Summary:
For myriad institutional and political reasons, the U.S. faces tremendous tax-policy uncertainty in both the near and long term. While good tax policy is always preferred to bad, economic literature increasingly finds that policy uncertainty itself has negative implications for the economy, reducing investment, consumption, employment and growth, and possibly prolonging a weak recovery.
A new Mercatus study suggests an additional, largely unexamined cost of the United States’ tax-policy uncertainty: “unproductive” or “destructive” entrepreneurship—the diversion of resources away from economically productive activities to the unproductive activity of lobbying for preferential tax-policy treatment.
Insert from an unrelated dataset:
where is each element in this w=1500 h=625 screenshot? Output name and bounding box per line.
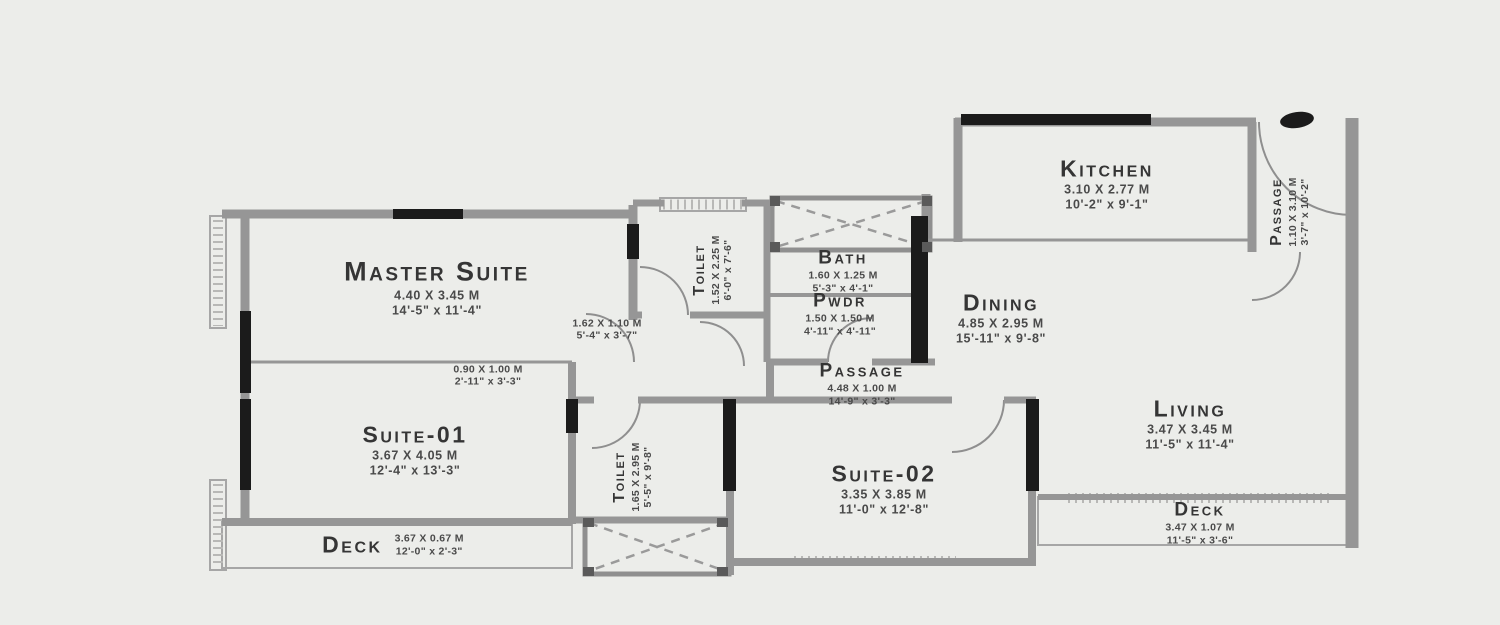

The Economic Costs of Tax Policy Uncertainty reviews existing academic research on the causes and economic effects of tax-policy uncertainty, examines the relationship between tax-policy uncertainty and increased rent-seeking (such as lobbying and political action committee spending) and considers what these findings imply for fundamental tax reform.
To read the study in its entirety and learn more about its authors, please click here [3].
Key Points:
Economic Implications of Temporary Tax Policy
Tax-policy uncertainty has been shown to negatively impact a variety of factors relating to economic growth, including investment, consumption, and employment.
The study’s findings suggest tax-policy uncertainty also leads to an increase in rent-seeking.
Causes of Tax-Policy Uncertainty
The Budget Process. In recent decades, Congress has passed a series of budget control acts intended to impose discipline on the budget process. These acts have had the unintended consequence of encouraging policy phase-ins, phase-outs, and expiration dates. This gaming of budget rules results in official estimates of budgetary impact that are unrealistically favorable, in addition to an unstable and uncertain policy environment. Over the short term, this uncertainty is reflected by the “fiscal cliff.” Over the long term, uncertainty stems from a tax system that is expected to bring in far less revenue than Congress has committed to spend.
No Lobby for Economic Efficiency. A key challenge to establishing and maintaining a predictable tax code (one with few special-interest loopholes) stems partly from the fact that economic efficiency does not have a well-organized or focused interest group to represent it. This is because while economic efficiency produces great benefits, these benefits are widely dispersed, making organized lobbying more difficult.
Lessons from History: TRA 86
The federal government’s most recent fundamental tax reform effort—the Tax Reform Act of 1986—closed loopholes, broadened the tax base, and lowered rates. Studies have shown that it greatly reduced economic inefficiencies, and some argue it laid the foundation for the United States’ strong economy during the remainder of the 1980s and in the 1990s.
“Even the simplification potential of radical tax reform depends on how enduring a simple, broad-based tax can be, in the face of constant political pressure to reintroduce special ‘ encouragements’ or to redistribute the tax burden.”
Enduring Fundamental Tax Reform
Create a code that is simple, equitable, efficient—and predictable—requires diminishing the opportunities for rent-seeking.